Ya en el interior de la casa, Fátima sirvió té y dulces a los hombres a la espera de que se formara el cortejo camino del lugar donde sería enterrado Alfred Tannenberg.

En un primer momento Clara pensó pedirle al Coronel que un helicóptero la trasladara junto al ataúd de su abuelo hasta El Cairo para enterrarle allí; luego pensó que a su abuelo tanto le daría un lugar como otro: ella había llegado a conocerle bien y sabía que nunca había sentido verdadero aprecio por ningún sitio en especial. Pero ella sí creía en el valor de los símbolos, de manera que decidió enterrar a su abuelo cerca de las ruinas del templo donde con tanta ansia aún buscaban esas tablillas que habían sido la obsesión de su abuelo.

No se quedó con los hombres, sino que se encerró en el cuarto donde su abuelo yacía en el ataúd.

Fátima había lavado y preparado el cadáver del hombre al que le había sido leal durante cuarenta años, y lo había hecho con el mismo respeto y reverencia que si estuviera vivo.

Clara cogió la mano inerte de su abuelo y no pudo evitar llorar desesperadamente.

– Abuelo…, abuelo…, ¿por qué? ¿Por qué te han hecho esto? ¡Dios mío, ayúdame a encontrar al asesino! Abuelo, no me dejes… no me dejes, por favor…

Unos golpes suaves en la puerta le anunciaron la presencia de Fátima, que entró para decirle que había llegado el momento de llevarse el ataúd.

Clara rompió a llorar con más fuerza y se abrazó al cuerpo sin vida del anciano gritando su desesperación.

Con la ayuda de Ahmed, Fátima la apartó mientras el Coronel cerraba el féretro y, ayudado por otros hombres, lo sacaban de la casa hasta el coche que les conduciría a unos cientos de metros, donde ya estaba preparado el agujero en la tierra azafranada en el que Tannenberg descansaría el resto de la eternidad.

El doctor Najeb se acercó a Clara y le ofreció una pastilla, que ella rechazó. Quería salir de la penumbra en que estaba desde dos días atrás cuando encontró a su abuelo asesinado, por más que el dolor amenazara con romperla por dentro. Salam Najeb no insistió.

Las mañanas de marzo son cálidas en Irak, y aquélla no era una excepción. Todos los hombres y mujeres de Safran, además de los soldados de la guarnición, y las autoridades de los pueblos y ciudades cercanos, se apiñaban en torno al lugar donde se había preparado la tumba de Alfred Tannenberg.
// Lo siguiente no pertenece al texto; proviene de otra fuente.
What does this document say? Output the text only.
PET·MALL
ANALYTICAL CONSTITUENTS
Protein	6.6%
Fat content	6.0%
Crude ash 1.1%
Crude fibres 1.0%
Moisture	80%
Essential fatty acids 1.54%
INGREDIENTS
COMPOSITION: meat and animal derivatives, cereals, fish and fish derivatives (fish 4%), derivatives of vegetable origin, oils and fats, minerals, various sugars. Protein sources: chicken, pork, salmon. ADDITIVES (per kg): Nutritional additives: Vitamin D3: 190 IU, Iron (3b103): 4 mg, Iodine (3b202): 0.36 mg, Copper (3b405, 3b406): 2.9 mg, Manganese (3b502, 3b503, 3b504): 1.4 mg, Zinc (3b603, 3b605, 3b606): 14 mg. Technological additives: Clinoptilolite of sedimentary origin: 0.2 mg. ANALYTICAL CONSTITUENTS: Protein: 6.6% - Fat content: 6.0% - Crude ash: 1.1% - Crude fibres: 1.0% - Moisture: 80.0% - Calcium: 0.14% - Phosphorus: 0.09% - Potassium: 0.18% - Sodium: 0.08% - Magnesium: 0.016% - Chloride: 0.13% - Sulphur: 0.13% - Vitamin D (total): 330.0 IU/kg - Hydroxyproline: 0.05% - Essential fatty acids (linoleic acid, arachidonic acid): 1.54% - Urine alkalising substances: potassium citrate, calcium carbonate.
Los aldeanos observaban con curiosidad a los generales y ministros llegados de Bagdad, y alguno murmuraba que en el último minuto podía aparecer el mismísimo Sadam.

No hubo rito religioso alguno, ni católico ni musulmán. Tampoco nadie dijo una palabra de despedida al difunto. Había sido un deseo expreso de Clara que a su abuelo le enterraran sin más solemnidad que la del dolor de quienes le querían, y ella sabía que de cuantos allí se congregaban sólo ella y Fátima le habían querido.